Однажды поздно ночью Платон Егорович пришел к дочери и сказал:

- Ты вот что, Людок. Если у тебя парня какого нет на примете и в скорости еще не будет, давай или я к тебе вселюсь, или ты в общежитие исполкомовское, где мне комнатенку все же подкинули. Я человек пожилой, хоть и всегда на людях, а бывает такой момент, один сам с собой остаюсь. Ну и начинает ломиться в голову всякая глупая мысль. Невмоготу одному.

А тут, понимаешь, приблудился к одной врачихе из больницы. Сначала лечиться ходил. Мотивировал себе тем, что она уколы мне делает из доброты в нерабочее время. Привык, посещал, беседовал.

- Если хороший человек! Ну что ты, папа...

- Хороших людей сейчас много, - рассердился Платон Егорович. - Куда ни сунься, а попадется такой, что хоть без головного убора стой.
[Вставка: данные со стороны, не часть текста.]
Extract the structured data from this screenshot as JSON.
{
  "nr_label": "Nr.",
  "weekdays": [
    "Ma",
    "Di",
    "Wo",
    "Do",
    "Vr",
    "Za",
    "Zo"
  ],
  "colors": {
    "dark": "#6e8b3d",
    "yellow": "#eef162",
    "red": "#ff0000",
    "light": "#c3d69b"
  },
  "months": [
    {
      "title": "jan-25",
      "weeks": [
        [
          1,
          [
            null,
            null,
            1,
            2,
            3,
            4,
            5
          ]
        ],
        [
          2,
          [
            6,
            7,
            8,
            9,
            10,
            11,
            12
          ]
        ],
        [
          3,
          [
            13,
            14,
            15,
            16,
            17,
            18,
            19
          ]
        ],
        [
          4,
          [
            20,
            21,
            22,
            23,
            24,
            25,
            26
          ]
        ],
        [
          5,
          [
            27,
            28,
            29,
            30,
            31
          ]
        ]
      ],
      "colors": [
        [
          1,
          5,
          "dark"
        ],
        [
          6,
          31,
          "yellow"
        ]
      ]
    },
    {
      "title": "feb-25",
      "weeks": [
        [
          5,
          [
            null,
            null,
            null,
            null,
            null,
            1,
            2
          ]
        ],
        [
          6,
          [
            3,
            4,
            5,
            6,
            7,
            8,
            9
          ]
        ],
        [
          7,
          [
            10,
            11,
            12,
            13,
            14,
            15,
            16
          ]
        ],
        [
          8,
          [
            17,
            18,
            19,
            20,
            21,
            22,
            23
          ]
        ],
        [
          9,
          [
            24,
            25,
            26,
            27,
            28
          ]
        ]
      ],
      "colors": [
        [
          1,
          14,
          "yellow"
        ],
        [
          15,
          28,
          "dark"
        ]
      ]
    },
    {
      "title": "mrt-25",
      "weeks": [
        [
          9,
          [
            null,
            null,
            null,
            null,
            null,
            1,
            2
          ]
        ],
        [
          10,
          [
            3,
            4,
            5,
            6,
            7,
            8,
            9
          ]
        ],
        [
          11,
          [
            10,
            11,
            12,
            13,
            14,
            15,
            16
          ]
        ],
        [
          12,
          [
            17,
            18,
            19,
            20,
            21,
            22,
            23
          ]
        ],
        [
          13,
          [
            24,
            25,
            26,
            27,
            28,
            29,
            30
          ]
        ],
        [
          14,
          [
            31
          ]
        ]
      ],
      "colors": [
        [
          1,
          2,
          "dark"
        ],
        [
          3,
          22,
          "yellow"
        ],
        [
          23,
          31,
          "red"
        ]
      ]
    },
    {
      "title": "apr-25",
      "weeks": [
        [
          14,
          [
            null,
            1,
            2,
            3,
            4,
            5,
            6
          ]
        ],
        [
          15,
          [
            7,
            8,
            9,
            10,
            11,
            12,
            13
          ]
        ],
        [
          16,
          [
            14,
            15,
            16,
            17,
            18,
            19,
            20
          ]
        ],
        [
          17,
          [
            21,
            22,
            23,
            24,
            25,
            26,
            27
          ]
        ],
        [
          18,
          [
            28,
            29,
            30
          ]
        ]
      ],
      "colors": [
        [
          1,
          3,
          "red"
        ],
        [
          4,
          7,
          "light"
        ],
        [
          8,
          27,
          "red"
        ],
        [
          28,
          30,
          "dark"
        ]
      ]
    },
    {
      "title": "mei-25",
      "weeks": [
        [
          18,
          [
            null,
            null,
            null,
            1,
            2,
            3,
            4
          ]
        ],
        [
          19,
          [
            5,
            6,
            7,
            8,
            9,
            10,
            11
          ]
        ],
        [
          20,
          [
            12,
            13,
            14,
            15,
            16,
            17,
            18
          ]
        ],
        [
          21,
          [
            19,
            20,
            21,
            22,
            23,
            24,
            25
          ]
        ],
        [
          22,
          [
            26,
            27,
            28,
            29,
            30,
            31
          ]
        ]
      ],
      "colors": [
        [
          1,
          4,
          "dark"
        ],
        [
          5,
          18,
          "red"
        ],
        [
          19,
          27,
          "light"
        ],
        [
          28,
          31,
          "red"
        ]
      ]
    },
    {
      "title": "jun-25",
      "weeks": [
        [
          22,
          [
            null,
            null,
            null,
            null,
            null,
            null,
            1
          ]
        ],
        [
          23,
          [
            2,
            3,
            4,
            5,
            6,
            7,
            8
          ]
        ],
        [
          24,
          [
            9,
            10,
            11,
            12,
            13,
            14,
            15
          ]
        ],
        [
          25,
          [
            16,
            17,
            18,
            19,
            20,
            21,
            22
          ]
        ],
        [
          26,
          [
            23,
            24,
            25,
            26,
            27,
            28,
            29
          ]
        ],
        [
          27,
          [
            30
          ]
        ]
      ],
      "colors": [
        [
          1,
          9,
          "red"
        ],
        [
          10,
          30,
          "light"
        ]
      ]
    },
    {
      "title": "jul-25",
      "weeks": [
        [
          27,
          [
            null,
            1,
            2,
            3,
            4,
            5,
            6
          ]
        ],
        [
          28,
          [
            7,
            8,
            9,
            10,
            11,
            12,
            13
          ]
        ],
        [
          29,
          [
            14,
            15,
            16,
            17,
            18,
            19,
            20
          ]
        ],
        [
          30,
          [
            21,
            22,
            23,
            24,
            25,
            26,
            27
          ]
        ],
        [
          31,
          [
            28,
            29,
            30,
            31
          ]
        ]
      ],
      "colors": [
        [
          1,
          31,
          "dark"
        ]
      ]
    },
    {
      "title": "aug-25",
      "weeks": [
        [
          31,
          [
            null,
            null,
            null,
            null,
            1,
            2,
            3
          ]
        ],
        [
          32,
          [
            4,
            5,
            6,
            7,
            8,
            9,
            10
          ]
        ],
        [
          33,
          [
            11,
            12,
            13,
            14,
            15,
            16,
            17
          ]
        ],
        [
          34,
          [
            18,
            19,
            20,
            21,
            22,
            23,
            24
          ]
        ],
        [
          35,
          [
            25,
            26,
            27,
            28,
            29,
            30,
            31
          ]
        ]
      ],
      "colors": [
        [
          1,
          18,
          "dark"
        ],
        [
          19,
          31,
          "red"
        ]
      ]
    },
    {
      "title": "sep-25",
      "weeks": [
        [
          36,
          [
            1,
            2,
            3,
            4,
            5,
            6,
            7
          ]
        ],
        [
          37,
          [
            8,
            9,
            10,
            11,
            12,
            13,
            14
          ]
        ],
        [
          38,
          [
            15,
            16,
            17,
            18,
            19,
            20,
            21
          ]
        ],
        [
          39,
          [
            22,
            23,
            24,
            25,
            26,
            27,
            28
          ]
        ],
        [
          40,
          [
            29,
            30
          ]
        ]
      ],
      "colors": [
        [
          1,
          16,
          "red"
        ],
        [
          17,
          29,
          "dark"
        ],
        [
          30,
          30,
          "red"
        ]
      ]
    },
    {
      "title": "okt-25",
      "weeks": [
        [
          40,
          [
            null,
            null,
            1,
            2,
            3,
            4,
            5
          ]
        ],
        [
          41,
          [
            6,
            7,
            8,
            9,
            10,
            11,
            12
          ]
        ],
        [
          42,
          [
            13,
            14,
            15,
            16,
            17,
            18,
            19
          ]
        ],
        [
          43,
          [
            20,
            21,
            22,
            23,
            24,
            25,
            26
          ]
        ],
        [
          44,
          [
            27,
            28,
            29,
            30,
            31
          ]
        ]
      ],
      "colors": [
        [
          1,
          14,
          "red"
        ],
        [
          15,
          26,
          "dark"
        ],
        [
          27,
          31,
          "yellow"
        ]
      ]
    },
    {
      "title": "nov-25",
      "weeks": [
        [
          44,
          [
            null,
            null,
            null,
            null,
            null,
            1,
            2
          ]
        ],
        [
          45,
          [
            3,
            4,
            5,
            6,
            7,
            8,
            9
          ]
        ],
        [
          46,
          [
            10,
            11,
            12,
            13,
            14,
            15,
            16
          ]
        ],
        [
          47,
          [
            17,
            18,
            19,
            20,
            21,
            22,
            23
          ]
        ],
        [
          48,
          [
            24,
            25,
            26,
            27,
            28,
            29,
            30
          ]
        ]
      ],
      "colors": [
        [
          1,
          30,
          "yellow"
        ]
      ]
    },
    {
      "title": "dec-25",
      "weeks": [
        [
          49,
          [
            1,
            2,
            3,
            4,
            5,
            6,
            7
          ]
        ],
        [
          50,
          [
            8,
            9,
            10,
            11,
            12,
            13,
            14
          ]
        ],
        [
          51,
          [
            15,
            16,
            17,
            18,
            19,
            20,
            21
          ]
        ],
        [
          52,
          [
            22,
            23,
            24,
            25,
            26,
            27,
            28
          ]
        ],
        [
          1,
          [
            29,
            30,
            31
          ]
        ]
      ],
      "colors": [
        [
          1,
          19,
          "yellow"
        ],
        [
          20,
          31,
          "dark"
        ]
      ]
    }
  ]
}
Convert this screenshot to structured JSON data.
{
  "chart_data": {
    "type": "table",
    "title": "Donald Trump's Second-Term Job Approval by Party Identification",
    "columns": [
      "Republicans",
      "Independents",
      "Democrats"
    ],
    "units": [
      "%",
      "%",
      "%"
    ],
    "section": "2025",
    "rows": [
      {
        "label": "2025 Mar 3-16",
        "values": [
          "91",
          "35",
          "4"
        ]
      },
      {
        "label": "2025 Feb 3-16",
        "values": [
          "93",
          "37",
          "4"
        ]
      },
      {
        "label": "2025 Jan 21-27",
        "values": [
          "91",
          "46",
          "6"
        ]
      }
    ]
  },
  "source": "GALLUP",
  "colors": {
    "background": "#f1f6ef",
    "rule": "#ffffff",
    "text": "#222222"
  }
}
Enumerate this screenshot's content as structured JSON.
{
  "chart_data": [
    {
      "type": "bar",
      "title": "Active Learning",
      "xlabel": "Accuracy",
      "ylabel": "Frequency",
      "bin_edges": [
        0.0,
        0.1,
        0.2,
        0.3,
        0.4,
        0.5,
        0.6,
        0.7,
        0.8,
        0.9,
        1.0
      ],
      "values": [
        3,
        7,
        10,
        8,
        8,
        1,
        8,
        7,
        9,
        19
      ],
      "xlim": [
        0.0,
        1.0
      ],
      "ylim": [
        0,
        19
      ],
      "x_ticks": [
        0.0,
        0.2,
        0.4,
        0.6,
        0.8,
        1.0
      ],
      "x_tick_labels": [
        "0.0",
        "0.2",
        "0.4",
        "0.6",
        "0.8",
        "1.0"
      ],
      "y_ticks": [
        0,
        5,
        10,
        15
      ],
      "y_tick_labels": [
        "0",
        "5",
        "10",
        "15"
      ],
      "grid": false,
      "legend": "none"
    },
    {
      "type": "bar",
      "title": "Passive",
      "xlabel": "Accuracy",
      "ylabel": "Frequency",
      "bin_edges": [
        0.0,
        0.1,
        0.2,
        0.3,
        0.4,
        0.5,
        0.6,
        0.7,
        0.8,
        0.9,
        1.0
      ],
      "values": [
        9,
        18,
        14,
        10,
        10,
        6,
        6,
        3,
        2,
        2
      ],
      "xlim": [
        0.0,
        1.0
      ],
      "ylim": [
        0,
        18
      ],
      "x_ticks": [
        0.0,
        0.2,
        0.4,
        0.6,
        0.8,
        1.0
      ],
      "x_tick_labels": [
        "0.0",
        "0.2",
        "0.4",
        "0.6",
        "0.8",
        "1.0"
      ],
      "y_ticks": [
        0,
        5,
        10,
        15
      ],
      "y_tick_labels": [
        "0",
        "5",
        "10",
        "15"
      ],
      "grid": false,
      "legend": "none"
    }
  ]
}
Перед многими тут надо шапку снимать и с непокрытой головой разговаривать. Я тебе что толкую. Если у тебя свой личный план имеется, не возражаю. Приткнуться куда на семейную жизнь я хоть завтра могу, без призора не останусь, не бойся. Но если у тебя нет ничего такого пока подходящего, потерпи отца при себе еще некоторое время. Я ведь человек старого прошлого, мне надо родственного человека при себе иметь. Ну, чтоб и покричать когда, и позаботиться, и о таком поговорить, чего с другим не получится. Отдохнуть душой, что ли. В тебе моя кровь и материна, которая мне до самого конца жизни светит. Я уже пожилой, можно сказать старый. А если выдам тебя замуж, буду в дом к вам ходить. Дети у тебя пойдут, совсем приятно. Все выходные у тебя, а так женюсь, она может и на себя выходные потребовать.

- Я очень рада, папа. Мне тоже плохо одной, только я тебе не говорила. - И тут же строптиво упрекнула: - Ну что ж, раз она хорошая, женись. В конце концов, я могу и у вас поселиться.